When I was working in the Bahamas, I was asked to go to another hotel to borrow some equipment from the executive chef. I entered the hotel’s kitchen through the back door and saw one of the biggest women I have ever seen. She looked totally annoyed with my untimely arrival and stood there with her hands on her hips. She stared at me and thundered: “And what can I do for you, young man?” “Actually madam, I just wanted to speak to the executive chef. Is he around?” I asked. “Are you trying to be funny, my little friend? If you are, I would strongly advise you to be careful. Otherwise, I may have to introduce your face to the kitchen floor,” she responded. Feeling a little exasperated, I replied somewhat gruffly: “Listen here, I’m very busy. Is the chef here or not? Can you call him for me? I need to borrow some equipment.” The ebony hulk raised her arms in the air and roared like a lioness at the top of her voice: “I am the executive chef! What the heck do you want?!” The sheer force of her voice stunned me momentarily. I stood there bolted to the ground and after my pathetic attempts to apologize for my thoughtless assumptions, I explained what kind of equipment I needed. Once I got hold of what I needed, I prepared to scram. “By the way, have you ever been given the Bahamian welcome hug?” asked the hefty executive chef. “Welcome hug?” I repeated puzzledly. I looked around at her giggling staff and before I knew what was happening, it was too late. She grabbed me and gave me a suffocating, bone-crushing squeeze which seemed to last forever. When she finally let go of me, I gasped for air like a dying fish out of water.

That episode sure taught me never to underestimate female chefs again! It also goes to show that women are equally capable in professional kitchens – many female chefs can hold their own in a male-dominated domain and can rise to the peak of the profession. Male or female, chefs today are highly educated, articulate people who offer a lot to the community.

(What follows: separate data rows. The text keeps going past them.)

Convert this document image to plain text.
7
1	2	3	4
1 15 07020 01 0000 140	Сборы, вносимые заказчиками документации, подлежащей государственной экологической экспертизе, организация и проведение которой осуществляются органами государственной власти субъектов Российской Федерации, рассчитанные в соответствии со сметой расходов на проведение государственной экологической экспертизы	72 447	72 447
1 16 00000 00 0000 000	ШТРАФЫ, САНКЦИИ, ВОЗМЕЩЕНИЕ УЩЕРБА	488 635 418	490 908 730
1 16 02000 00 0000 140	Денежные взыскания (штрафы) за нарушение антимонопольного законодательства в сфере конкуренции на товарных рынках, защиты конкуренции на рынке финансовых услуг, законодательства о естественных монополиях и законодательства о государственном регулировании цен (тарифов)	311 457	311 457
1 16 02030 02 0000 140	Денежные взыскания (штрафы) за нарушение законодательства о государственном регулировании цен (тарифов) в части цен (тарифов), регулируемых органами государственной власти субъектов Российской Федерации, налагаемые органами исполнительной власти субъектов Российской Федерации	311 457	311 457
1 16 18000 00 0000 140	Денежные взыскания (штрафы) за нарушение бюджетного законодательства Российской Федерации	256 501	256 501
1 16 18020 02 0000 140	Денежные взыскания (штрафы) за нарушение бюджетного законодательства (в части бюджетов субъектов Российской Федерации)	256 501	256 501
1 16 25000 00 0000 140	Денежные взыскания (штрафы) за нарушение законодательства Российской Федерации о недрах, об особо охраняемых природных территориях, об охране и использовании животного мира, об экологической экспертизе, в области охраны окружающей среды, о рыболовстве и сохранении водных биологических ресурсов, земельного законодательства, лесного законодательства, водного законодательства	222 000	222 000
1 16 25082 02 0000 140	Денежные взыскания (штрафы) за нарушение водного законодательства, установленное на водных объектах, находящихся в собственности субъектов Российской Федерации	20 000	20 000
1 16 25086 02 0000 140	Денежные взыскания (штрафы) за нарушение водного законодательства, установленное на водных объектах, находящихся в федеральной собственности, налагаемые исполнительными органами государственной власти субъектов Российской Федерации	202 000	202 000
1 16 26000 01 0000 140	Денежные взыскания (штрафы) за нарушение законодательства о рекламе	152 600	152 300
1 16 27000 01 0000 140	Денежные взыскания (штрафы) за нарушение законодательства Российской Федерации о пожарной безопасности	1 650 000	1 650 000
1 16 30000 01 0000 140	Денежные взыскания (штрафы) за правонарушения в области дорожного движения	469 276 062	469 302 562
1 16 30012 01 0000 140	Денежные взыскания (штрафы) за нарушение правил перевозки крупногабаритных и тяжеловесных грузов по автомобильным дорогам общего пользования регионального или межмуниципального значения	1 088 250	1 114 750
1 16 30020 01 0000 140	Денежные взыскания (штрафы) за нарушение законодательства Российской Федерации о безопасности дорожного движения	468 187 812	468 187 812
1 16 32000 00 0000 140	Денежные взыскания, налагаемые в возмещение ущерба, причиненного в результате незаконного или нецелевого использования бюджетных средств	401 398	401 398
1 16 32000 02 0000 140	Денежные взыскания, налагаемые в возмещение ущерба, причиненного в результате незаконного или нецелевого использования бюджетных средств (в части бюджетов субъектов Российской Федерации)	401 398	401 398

The job of a chef is full of surprises – you never know who you’ll be serving. During my career as a chef, I have cooked for and have had conversations with Frank Sinatra, Madonna, Steven Seagal, Glenda Jackson, Mr T, John McEnroe, Suharto, Goh Chok Tong, the Agha Khan, Prince Philip of England, Margaret Thatcher, Charles Bronson, Stevie Wonder and Duran Duran, just to name a few.

What other profession gives you this kind of opportunity to meet so many luminaries? Chefs, as all hoteliers are, what I term as “world people” – a very small percentage of the world’s population who are able to live anywhere, mix with anyone and appreciate every culture and religion.

These are people who have much better interpersonal and problem-solving skills because of their exposure to people from different backgrounds, from around the world. The hotel industry will give you a sense of being that no other profession could; it will help you travel the world, mature in every way humanly possible and send your self-confidence soaring to rare heights. The hotel business will offer you opportunities that are beyond even your wildest dreams. When your chance to join it comes, grab it by the horns and never look back as you will be on the path to fulfillment. Very few professions will ever afford you the sense of fulfillment that you will get from the hotel business.